普通、みんなはどんな時に手書きの文章を書くのだろうか。
形式張ると余計、書きにくい
手紙の書き方とは本来きちんとしたマナーがある。冒頭の挨拶一つとってもそうである。
【拝啓 残寒の候、ますますご繁栄のことととお慶び申し上げます。】などなど。
なかなか日常生活では使わないような言葉が並んでいて、益々手紙の敷居が高くなる。読み上げれば舌を噛みそうだ。
この本は【実用書】であるので基本的なマナーの記載もあるのだが、ワタシが何よりオススメなのは、様々なシーンに合わせた手紙の実例が紹介されており、時と場合によってはマナーを省略するよう推奨していることだ(無礼で良いという意味ではない)。
つまり水野さんが言いたいのは、最低限のマナーは必要だけど、手紙で一番大切なのは書き手の熱意であるということだ(多分)。気恥ずかしさという面においては、これでグッと敷居は低くなる。
最初と最後に最低限のマナーを取り入れ聡明さをアピールしつつ、真ん中ではユーモアを取り入れ相手の心を揺さぶるというゲスい手紙が完成する。
これは結構面白いかも知れない。否、面白そうである。早速実践してみたくなる。だからワタシは今、誰かに猛烈に手紙を書きたいのだ。(๑•̀ㅂ•́)و✧
本の内容
さて、相変わらずワタシは自分の話ばかりなのだが。ここで今更本の内容を紹介してみる。
おもむろに。
唐突に…。
第0章から始まり最終章に至るまで。実に様々な手紙の書き方が指南されている。
- お世話になった人へのお礼状
- 仕事依頼の手紙
- 講義の手紙
- 親から子への手紙
- 年賀状、暑中・残暑見舞い、お中元のお礼状
- ファンレター
- お金の援助を依頼する手紙
- 著名人に合うための手紙
- 断りの手紙
- お見舞の手紙
- 謝罪の手紙
- ラブレター
- 感謝の手紙
- 遺書
これだけレパートリーに富んでいれば、誰でも何かしら使えそうなものがあるのではないだろうか?
それぞれのシーンにおいて、ダメな例・改善点・ポイント・良い例の手紙が丁寧に記載されている。これは非常にわかりやすい。自分が手紙を書かねばならない時に、必ず役に立つ一冊となるだろう。
また、中盤には【手紙の礼儀作法】という章がある。最低限の礼儀と称して手紙における基本的なマナーが記載されており、ワタシのように若干常識が欠如しているような人間には非常に役に立つ。

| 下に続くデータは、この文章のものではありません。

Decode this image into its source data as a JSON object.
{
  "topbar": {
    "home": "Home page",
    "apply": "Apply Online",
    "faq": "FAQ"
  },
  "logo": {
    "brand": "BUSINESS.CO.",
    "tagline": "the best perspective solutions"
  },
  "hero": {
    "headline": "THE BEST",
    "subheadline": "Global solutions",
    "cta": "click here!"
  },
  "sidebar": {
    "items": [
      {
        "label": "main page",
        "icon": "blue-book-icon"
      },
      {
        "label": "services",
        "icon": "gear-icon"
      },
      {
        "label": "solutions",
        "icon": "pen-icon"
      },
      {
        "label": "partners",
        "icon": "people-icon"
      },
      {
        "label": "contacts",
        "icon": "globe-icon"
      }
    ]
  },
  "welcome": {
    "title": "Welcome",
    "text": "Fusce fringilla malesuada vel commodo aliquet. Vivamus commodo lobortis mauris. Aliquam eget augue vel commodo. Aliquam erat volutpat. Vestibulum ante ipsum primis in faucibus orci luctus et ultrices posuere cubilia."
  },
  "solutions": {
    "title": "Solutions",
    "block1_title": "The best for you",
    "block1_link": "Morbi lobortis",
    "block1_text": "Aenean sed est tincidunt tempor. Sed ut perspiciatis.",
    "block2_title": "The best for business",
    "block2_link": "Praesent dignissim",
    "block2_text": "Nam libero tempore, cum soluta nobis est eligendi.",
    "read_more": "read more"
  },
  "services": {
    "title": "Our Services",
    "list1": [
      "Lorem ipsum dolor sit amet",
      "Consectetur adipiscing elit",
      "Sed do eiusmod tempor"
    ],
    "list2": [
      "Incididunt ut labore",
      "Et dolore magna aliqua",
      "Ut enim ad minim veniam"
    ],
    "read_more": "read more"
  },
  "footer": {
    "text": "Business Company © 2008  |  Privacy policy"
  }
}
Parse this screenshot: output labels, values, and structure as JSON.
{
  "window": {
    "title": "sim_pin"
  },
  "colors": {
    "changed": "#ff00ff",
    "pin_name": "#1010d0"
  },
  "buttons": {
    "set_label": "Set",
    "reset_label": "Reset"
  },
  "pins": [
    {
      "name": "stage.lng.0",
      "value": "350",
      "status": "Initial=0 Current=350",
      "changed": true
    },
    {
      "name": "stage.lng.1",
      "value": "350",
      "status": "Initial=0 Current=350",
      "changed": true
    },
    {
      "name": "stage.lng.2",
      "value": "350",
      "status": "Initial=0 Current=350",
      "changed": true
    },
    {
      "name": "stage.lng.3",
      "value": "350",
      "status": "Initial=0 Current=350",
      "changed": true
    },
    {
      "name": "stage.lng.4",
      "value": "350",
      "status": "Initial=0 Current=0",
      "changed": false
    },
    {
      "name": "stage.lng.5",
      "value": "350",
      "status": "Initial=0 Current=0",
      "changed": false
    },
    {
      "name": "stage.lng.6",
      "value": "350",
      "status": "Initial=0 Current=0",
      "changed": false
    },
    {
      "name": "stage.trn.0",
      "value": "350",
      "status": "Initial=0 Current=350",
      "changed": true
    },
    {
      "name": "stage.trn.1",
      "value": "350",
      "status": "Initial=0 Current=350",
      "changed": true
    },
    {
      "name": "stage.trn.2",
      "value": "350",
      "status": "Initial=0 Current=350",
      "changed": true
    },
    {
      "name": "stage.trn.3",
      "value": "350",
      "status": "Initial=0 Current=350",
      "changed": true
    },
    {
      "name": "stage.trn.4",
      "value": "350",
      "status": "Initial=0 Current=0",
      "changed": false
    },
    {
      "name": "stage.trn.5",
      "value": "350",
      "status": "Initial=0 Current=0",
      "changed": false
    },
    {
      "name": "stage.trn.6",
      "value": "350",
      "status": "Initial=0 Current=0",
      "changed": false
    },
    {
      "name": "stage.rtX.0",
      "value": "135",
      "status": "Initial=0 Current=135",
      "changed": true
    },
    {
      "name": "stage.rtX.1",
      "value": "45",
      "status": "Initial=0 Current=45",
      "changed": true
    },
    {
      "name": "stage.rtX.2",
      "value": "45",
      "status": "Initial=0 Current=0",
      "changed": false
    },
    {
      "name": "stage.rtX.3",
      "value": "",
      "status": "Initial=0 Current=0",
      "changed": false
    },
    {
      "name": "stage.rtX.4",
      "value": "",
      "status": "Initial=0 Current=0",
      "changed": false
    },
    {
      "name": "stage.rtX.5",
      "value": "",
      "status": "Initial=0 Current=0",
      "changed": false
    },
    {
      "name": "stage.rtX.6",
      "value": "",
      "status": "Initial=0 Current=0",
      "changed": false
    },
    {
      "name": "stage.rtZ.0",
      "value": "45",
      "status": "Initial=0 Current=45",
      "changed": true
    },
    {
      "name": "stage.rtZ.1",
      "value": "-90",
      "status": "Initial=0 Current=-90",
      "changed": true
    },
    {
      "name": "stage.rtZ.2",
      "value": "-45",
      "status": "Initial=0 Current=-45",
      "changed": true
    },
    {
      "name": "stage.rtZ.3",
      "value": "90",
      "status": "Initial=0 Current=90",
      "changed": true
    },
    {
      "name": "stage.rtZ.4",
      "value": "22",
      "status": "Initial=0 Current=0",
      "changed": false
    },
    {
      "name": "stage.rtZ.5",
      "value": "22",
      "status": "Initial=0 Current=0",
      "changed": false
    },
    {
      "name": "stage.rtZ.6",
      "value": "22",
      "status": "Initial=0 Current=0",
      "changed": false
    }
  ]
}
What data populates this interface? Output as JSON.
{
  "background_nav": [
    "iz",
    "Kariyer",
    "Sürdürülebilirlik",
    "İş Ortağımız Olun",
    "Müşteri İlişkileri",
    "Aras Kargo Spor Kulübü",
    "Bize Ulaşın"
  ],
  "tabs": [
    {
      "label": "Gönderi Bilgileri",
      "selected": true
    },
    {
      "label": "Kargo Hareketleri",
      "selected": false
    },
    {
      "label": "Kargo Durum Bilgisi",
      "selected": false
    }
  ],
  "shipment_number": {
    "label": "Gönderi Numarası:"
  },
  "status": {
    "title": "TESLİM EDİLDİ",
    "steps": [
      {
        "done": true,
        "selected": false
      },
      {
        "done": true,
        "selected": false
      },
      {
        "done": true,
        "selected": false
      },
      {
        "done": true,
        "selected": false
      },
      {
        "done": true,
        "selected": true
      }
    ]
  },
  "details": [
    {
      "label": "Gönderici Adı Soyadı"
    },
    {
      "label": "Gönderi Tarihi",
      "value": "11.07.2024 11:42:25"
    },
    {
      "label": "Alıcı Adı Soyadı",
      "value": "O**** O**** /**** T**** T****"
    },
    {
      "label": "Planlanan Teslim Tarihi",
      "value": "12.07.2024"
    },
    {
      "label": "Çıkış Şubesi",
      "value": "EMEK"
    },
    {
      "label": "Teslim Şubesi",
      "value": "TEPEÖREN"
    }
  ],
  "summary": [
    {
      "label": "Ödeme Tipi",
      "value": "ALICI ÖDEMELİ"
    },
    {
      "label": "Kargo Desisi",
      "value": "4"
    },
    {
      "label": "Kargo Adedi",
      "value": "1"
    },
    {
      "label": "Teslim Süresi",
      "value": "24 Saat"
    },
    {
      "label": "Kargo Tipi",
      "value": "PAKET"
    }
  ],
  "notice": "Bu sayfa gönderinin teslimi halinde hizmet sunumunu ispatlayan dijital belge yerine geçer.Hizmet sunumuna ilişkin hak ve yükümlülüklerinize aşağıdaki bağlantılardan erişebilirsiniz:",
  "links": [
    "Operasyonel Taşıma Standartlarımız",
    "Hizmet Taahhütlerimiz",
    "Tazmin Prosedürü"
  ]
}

最低限というのは重要なポイントだ。難しいことをアレコレ言われても窮屈なだけだし知識に全然親しめない。本当に重要なポイントだけを、シンプルに、わかりやすく、簡単に!保存版である。(๑•̀ㅂ•́)و✧
手紙の書き出し、時候の挨拶一覧、三つ折りの方法や、封筒の正しい書き方など。懐かしいな。小学生で習うんだっけ?中学生?(それさえ覚えてない)書写の時間に習った気がする…。
ここで一つ。敬称の一覧を眺めていて目からウロコなものを発見してしまった。
【殿】という敬称についてなんだけど。目下の人に使う場合があり相手に失礼になるので使用を避ける。とあった。
し、知らなかった…。(´°ω°)チーン
目下の人にも使うんだぁ…。全然知らなかったな。秘書検定2級保持者が聞いて呆れるね。
そんな感じで、本日ワタクシからは以上でございます。